«Mettre l’Est au centre de la carte»… Drôle d’ambition pour une revue. Si on met l’Est au centre, hé bien, il ne sera plus à l’Est. C’est notre but, changer de regard, bouger les certitudes. La semaine dernière, on vous parlait du titre auquel vous avez échappé (Potemkine). Les slogans auxquels vous avez échappé sont plus nombreux, on vous les épargne.
Tout aurait été plus simple si on avait lancé Kometa il y a un siècle.
On aurait alors déclaré, avec aplomb, que c’était une revue sur l’Orient et le monde slave. C’était pratique, l’Orient! Cela faisait rêver les voyageurs et les marchands, cela convoquait la mémoire des écrivains, de Nicolas Bouvier à Alexandra David-Néel en passant par Alexandre Dumas. Cela fleurait bon les délices de Beyrouth, les roses de Tabriz, le bazar de Samarcande, les steppes de Mandchourie.
L'Orient a disparu
Le paradoxe, c’est que l’Occident existe toujours, voire «l’Occident collectif» contre lequel Vladimir Poutine dit se battre. L’Orient, lui, a disparu. D’abord parce qu’on a condamné l’orientalisme et la condescendance qu’il portait, mais aussi parce que l’Orient lui-même a éclaté, au gré des conflits et des mouvements de frontières. Le monde slave est aussi en morceaux, déchiré par la guerre que le Kremlin a déclenchée contre un peuple qu’il disait «frère».

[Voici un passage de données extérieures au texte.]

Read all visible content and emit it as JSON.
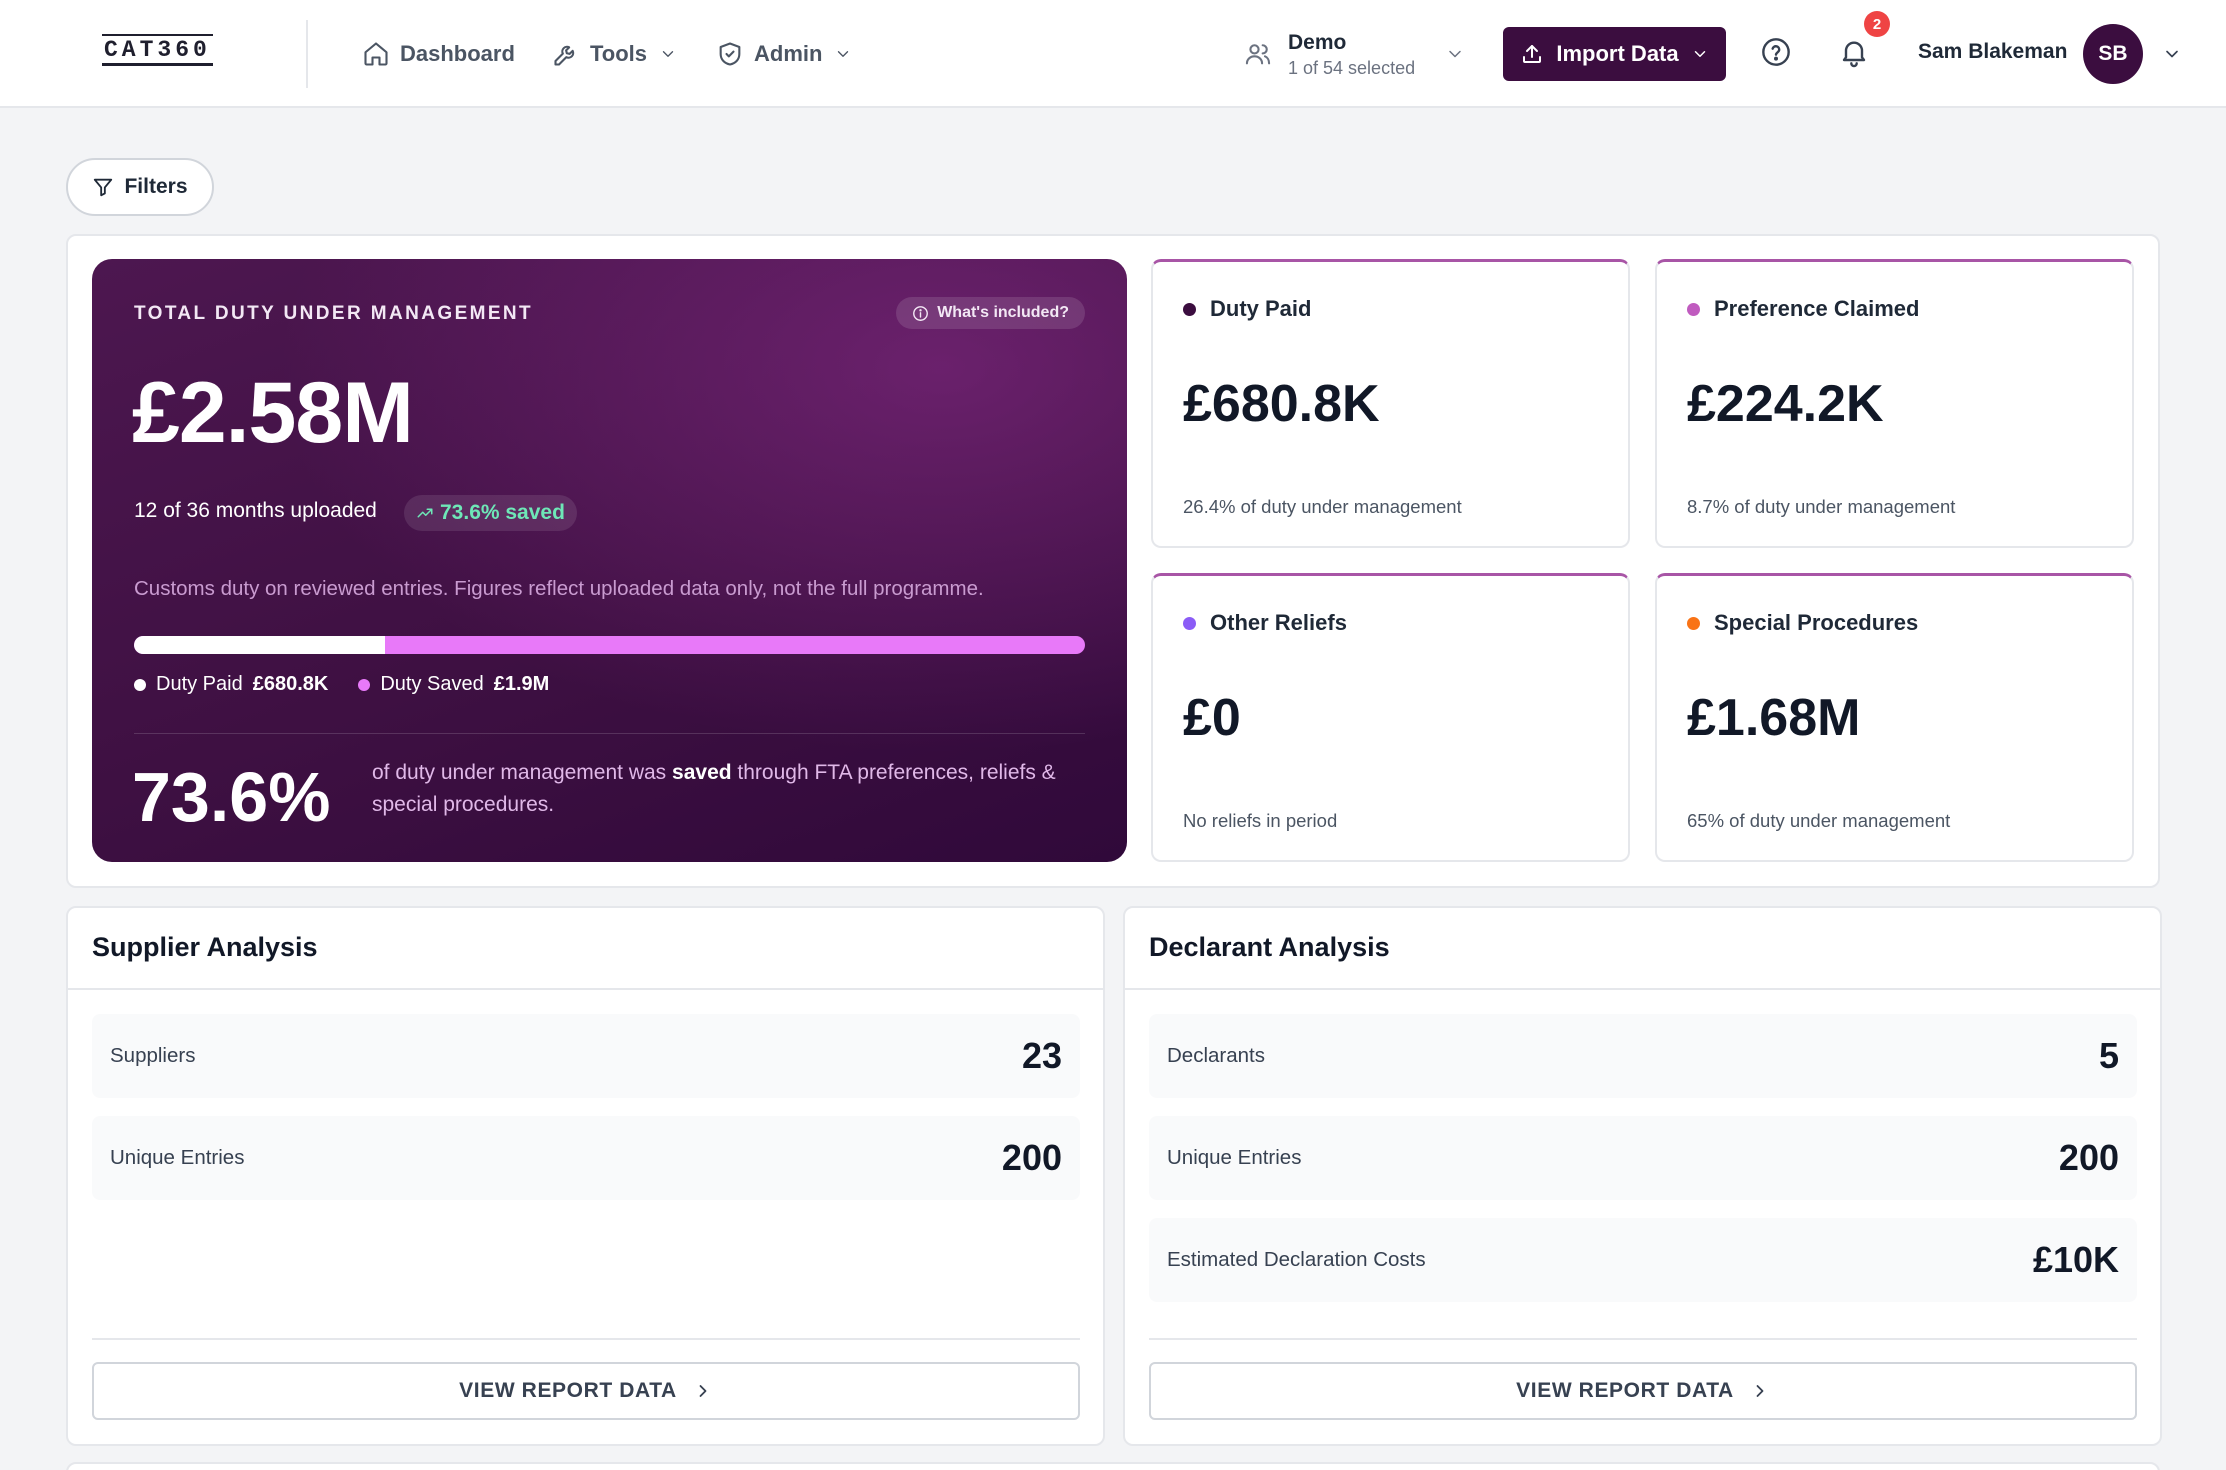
{
  "nav": {
    "logo": "CAT360",
    "items": [
      {
        "label": "Dashboard",
        "icon": "home-icon"
      },
      {
        "label": "Tools",
        "icon": "wrench-icon"
      },
      {
        "label": "Admin",
        "icon": "shield-icon"
      }
    ],
    "workspace": {
      "name": "Demo",
      "sub": "1 of 54 selected"
    },
    "import_label": "Import Data",
    "notification_count": "2",
    "user_name": "Sam Blakeman",
    "user_initials": "SB"
  },
  "filters_label": "Filters",
  "hero": {
    "label": "TOTAL DUTY UNDER MANAGEMENT",
    "whats_included": "What's included?",
    "total": "£2.58M",
    "months": "12 of 36 months uploaded",
    "saved_badge": "73.6% saved",
    "description": "Customs duty on reviewed entries. Figures reflect uploaded data only, not the full programme.",
    "paid_share": 0.264,
    "legend": [
      {
        "label": "Duty Paid",
        "value": "£680.8K",
        "color": "#ffffff"
      },
      {
        "label": "Duty Saved",
        "value": "£1.9M",
        "color": "#e879f9"
      }
    ],
    "pct": "73.6%",
    "pct_text_a": "of duty under management was",
    "pct_text_bold": "saved",
    "pct_text_b": "through FTA preferences, reliefs & special procedures."
  },
  "metrics": [
    {
      "title": "Duty Paid",
      "value": "£680.8K",
      "sub": "26.4% of duty under management",
      "color": "#3b0d3f"
    },
    {
      "title": "Preference Claimed",
      "value": "£224.2K",
      "sub": "8.7% of duty under management",
      "color": "#c05bbf"
    },
    {
      "title": "Other Reliefs",
      "value": "£0",
      "sub": "No reliefs in period",
      "color": "#8b5cf6"
    },
    {
      "title": "Special Procedures",
      "value": "£1.68M",
      "sub": "65% of duty under management",
      "color": "#f97316"
    }
  ],
  "supplier": {
    "title": "Supplier Analysis",
    "rows": [
      {
        "label": "Suppliers",
        "value": "23"
      },
      {
        "label": "Unique Entries",
        "value": "200"
      }
    ],
    "button": "VIEW REPORT DATA"
  },
  "declarant": {
    "title": "Declarant Analysis",
    "rows": [
      {
        "label": "Declarants",
        "value": "5"
      },
      {
        "label": "Unique Entries",
        "value": "200"
      },
      {
        "label": "Estimated Declaration Costs",
        "value": "£10K"
      }
    ],
    "button": "VIEW REPORT DATA"
  }
}
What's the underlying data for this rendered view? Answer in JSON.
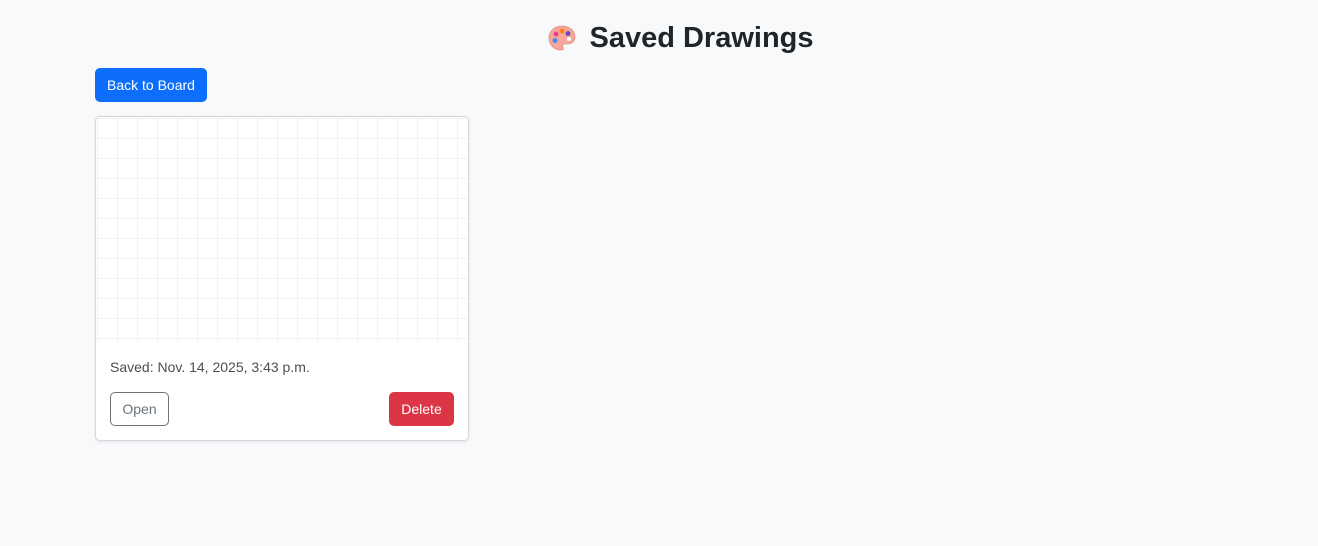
{
  "header": {
    "title": "Saved Drawings",
    "icon": "palette-icon"
  },
  "toolbar": {
    "back_label": "Back to Board"
  },
  "drawings": [
    {
      "saved_text": "Saved: Nov. 14, 2025, 3:43 p.m.",
      "open_label": "Open",
      "delete_label": "Delete"
    }
  ],
  "colors": {
    "primary": "#0d6efd",
    "danger": "#dc3545",
    "secondary": "#6c757d",
    "background": "#f8f9fa"
  }
}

En 2016, lors d'une cérémonie de la Société russe de géographie, Vladimir Poutine s’est exclamé: «La Russie n’a pas de frontières». Avant d’ajouter: «c’est une blague». Il ne blaguait pas. Au fil des siècles, la Russie s’est construite par la conquête, celle du Caucase, de l’Ukraine, de la Sibérie. Ces dernières années, le Kremlin a gagné du terrain en Géorgie, en Crimée, en Ukraine à nouveau. Il a avancé ses pions en Syrie, en Afrique.
Les conséquences de l'impérialisme russe
Reste l’Est, une zone géographique de plus de 25 pays, de l’Europe de l’Est à l’Asie centrale, du Caucase à la Sibérie. Près de quinze fuseaux horaires. Avec des auteurs et des autrices, des photographes, des géographes, des historiens et des historiennes, nous allons raconter ces territoires, parce que tous sont touchés par les conséquences de l’impérialisme russe.
Nous parlerons bien sûr d’Ukraine, qui offre une résistance inouïe aux soldats de Poutine. Et de plus encore. Comment ignorer que cette guerre va changer les équilibres à l’intérieur de l’Union européenne en faveur de la Pologne et d’autres pays de l’Est? Qu’elle va influencer le conflit entre l’Arménie et l’Azerbaïdjan, ou celui entre le Kirghizistan et le Tadjikistan? Que l’alliance militaire renforcée entre la Russie et l’Iran va rebattre les cartes au Moyen-Orient? Que la Chine joue là une partie cruciale pour sa suprématie régionale, voire mondiale?
A l'Est de l'Est...
Bref, l’Est is more! Nous embrassons l’Est au sens large et notre comète vous embarque dans le survol d’une immense région. Parce qu’après tout, comme le dit un soi-disant proverbe chinois, à l’Est de l’Est, c’est l’Ouest.